Esa es la esencia del Evangelio. Una locura de amor que se da incluso cuando el otro no se lo merece. No es un premio Jesús, ni el sacramento de la Eucaristía para los buenos e intachables. Sino medicina para el alma de los que se saben limitados y enfermos.

Jesús ve al publicano Levi. No repara en su condición social, ni lo juzga por lo que está haciendo. Mira su disponibilidad para dejarlo todo. Su generosidad en el compartir.

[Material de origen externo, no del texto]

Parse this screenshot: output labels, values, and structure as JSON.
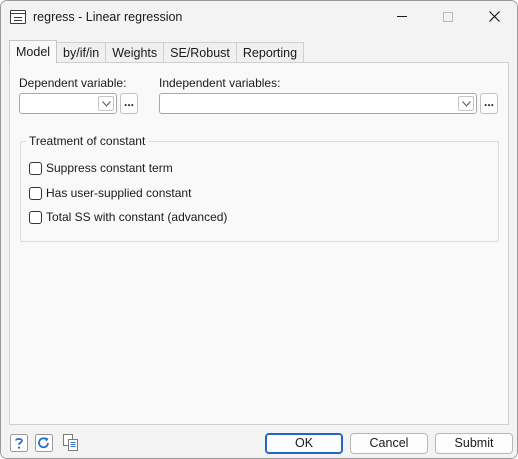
{
  "window": {
    "title": "regress - Linear regression"
  },
  "tabs": [
    {
      "label": "Model",
      "active": true
    },
    {
      "label": "by/if/in",
      "active": false
    },
    {
      "label": "Weights",
      "active": false
    },
    {
      "label": "SE/Robust",
      "active": false
    },
    {
      "label": "Reporting",
      "active": false
    }
  ],
  "model": {
    "dependent_label": "Dependent variable:",
    "dependent_value": "",
    "independent_label": "Independent variables:",
    "independent_value": "",
    "browse_label": "...",
    "constant_group": {
      "title": "Treatment of constant",
      "options": [
        {
          "label": "Suppress constant term",
          "checked": false
        },
        {
          "label": "Has user-supplied constant",
          "checked": false
        },
        {
          "label": "Total SS with constant (advanced)",
          "checked": false
        }
      ]
    }
  },
  "footer": {
    "help_icon": "help-icon",
    "reset_icon": "reset-icon",
    "copy_icon": "copy-command-icon",
    "ok_label": "OK",
    "cancel_label": "Cancel",
    "submit_label": "Submit"
  },
  "colors": {
    "accent": "#1f66c7",
    "icon_blue": "#2a6fc9"
  }
}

Su necesidad de cambiar. ¿Cómo miró a los demás? ¿Les digo que busquen ayuda o soy ayuda?

Jesús busca a los pecadores para redimirlos con su misericordia. ¿Y tú, practicas la misericordia también con tus hermanos?

La lógica del enemigo nos aísla en pequeños grupos que se creen buenos y justos La lógica de la fraternidad nos acerca a todos para descubrir que en cada ser humano hay una posibilidad de bien. ¿Con quién nos sentamos nosotros a la mesa?

La alegría del encuentro con Jesús siempre nos invita a descubrir la alegría del encuentro con los demás. Cuando estamos juntos la fiesta está asegurada, lo de menos es lo que haya en la mesa.

Dios ve lo bueno de cada persona, su potencial humano, su chispa divina. No mira apariencias sino el corazón. Nosotros fácilmente etiquetamos y descartamos. Qué suerte que no ha venido a buscar a los justos, los puros, sino a rescatar a los pecadores, a sanar lo que está enfermo.

 Jesús, ayúdanos a compartir con los demás no solo las cosas externas sino lo que a cada uno nos has regalado y llevamos dentro. A veces, tú lo sabes, nos cuesta abrir de par en par el corazón.

 

Padre misericordioso,

Tú cuidas de todos los pequeños de la tierra

y quieres que cada uno sea signo e instrumento

de tu bondad con los demás.

Tú brindas tu amor a todo hijo herido por el pecado

y quieres unirnos a unos con otros con vínculos de fraternidad.

Perdóname, Señor, si he cerrado las manos

y el corazón al indigente que vive a mi lado,

pobre de bienes o privado del Bien.

Todavía no he comprendido que tu Hijo

ha venido a sentarse a la mesa de los pecadores;

me he creído mejor que los demás.

Por esta razón soy yo el pecador.

Haz que resuene tu voz en mi corazón,

llámame ahora y siempre, oh Dios.

Abandonando las falsas seguridades,

quiero levantarme para seguir a Cristo en una vida nueva.

Y será fiesta.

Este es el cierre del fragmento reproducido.